Quelle vision avez-vous de la scène allemande vis-à-vis des autres scènes européennes ?
Ce qui est évident, c’est que l’Allemagne n’a jamais eu de gros tubes électro qui se vendent bien, l’Allemagne a toujours été plutôt tournée vers la techno underground. Il s’y trouve cependant une grosse culture des clubs, il doit y avoir une cinquantaine de clubs à Berlin, mais ça reste toujours un peu underground et les gens préfèrent garder cet esprit intact. En France, vous avez Daft Punk ou Air qui sont de gros vendeurs de disques, ou en Angleterre, ils ont les Chemical Brothers. Ca a peut-être aussi un lien avec le fait que ces pays sont aussi meilleurs au niveau business, car tous les gens en Allemagne que je connais et qui possèdent leurs propres labels ou boîtes de productions n’en tirent pas beaucoup d’argent, ils le font par plaisir et pour garder cette scène vivante d’une certaine façon.
Etes-vous dans ce même état d’esprit de garder la scène allemande underground ?
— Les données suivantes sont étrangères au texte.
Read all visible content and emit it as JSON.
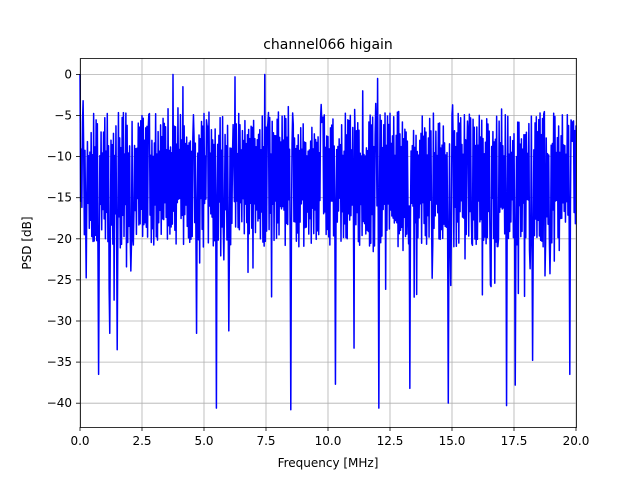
{
  "chart_data": {
    "type": "line",
    "title": "channel066 higain",
    "xlabel": "Frequency [MHz]",
    "ylabel": "PSD [dB]",
    "xlim": [
      0,
      20
    ],
    "ylim": [
      -42.9,
      2
    ],
    "grid": true,
    "x_ticks": [
      0,
      2.5,
      5,
      7.5,
      10,
      12.5,
      15,
      17.5,
      20
    ],
    "x_tick_labels": [
      "0.0",
      "2.5",
      "5.0",
      "7.5",
      "10.0",
      "12.5",
      "15.0",
      "17.5",
      "20.0"
    ],
    "y_ticks": [
      0,
      -5,
      -10,
      -15,
      -20,
      -25,
      -30,
      -35,
      -40
    ],
    "y_tick_labels": [
      "0",
      "−5",
      "−10",
      "−15",
      "−20",
      "−25",
      "−30",
      "−35",
      "−40"
    ],
    "series": [
      {
        "color": "#0000ff",
        "x_range": [
          0,
          20
        ],
        "n_points": 800,
        "typical_range": [
          -18,
          -7
        ],
        "max": 0.0,
        "min": -40.8,
        "peaks": [
          [
            0.0,
            0.0
          ],
          [
            0.12,
            -3.2
          ],
          [
            3.75,
            0.0
          ],
          [
            4.15,
            -1.5
          ],
          [
            6.25,
            -0.3
          ],
          [
            7.45,
            0.0
          ],
          [
            8.5,
            -1.8
          ],
          [
            11.4,
            -2.0
          ],
          [
            12.0,
            -0.5
          ],
          [
            17.0,
            -4.2
          ],
          [
            20.0,
            -6.2
          ]
        ],
        "dips": [
          [
            0.75,
            -36.5
          ],
          [
            1.2,
            -31.5
          ],
          [
            1.5,
            -33.5
          ],
          [
            4.7,
            -31.5
          ],
          [
            5.5,
            -40.6
          ],
          [
            6.0,
            -31.2
          ],
          [
            8.5,
            -40.8
          ],
          [
            10.3,
            -37.7
          ],
          [
            11.05,
            -33.3
          ],
          [
            12.05,
            -40.6
          ],
          [
            13.3,
            -38.2
          ],
          [
            14.85,
            -40.0
          ],
          [
            17.2,
            -40.3
          ],
          [
            17.55,
            -37.8
          ],
          [
            18.25,
            -34.8
          ],
          [
            19.75,
            -36.5
          ]
        ]
      }
    ]
  }
}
Je ne sais pas si les gens ont pour but de faire ainsi ou bien s’ils aiment juste ce genre de musique qui a moins de potentiel populaire. En France, les artistes signés sur le label Ed Banger par exemple, pourraient passer sur MTV. Personnellement, je me fiche de l’underground, tant que l’on continue à faire des choses qui nous plaisent, et non pas à cause de la motivation de vendre beaucoup de disques. Se mettre en studio et se dire "Fais un tube maintenant !", c’est la pire des attitudes que l’on peut avoir. Certaines personnes disent que la musique electro doit mourir à un moment, mais je ne pense pas qu’elle doive mourir. Ce n’est qu’une question d’exposition dans les médias qui peut faire penser que la musique électronique est morte. C’est pour cela que je pense que ça va rester tel quel, les clubs seront toujours là parce que les gens aiment sortir, mais pour moi cela va changer, car je vais probablement changer, peut-être que ma musique ne sonnera plus électro du tout. C’est difficile à savoir car je change tout le temps sans savoir où ça me mène. J’aimerais par contre trouver des personnes qui ne seraient pas connus pour les aider à produire leurs disques. Cependant, c’est plus difficile à Berlin à cause de cette culture electro, même s’il y a tout de même une jeune scène indie mais qui n’est pas très développée. Mais j’aimerais bien trouver un jeune, et devenir en quelque sorte son producteur, ce serait cool.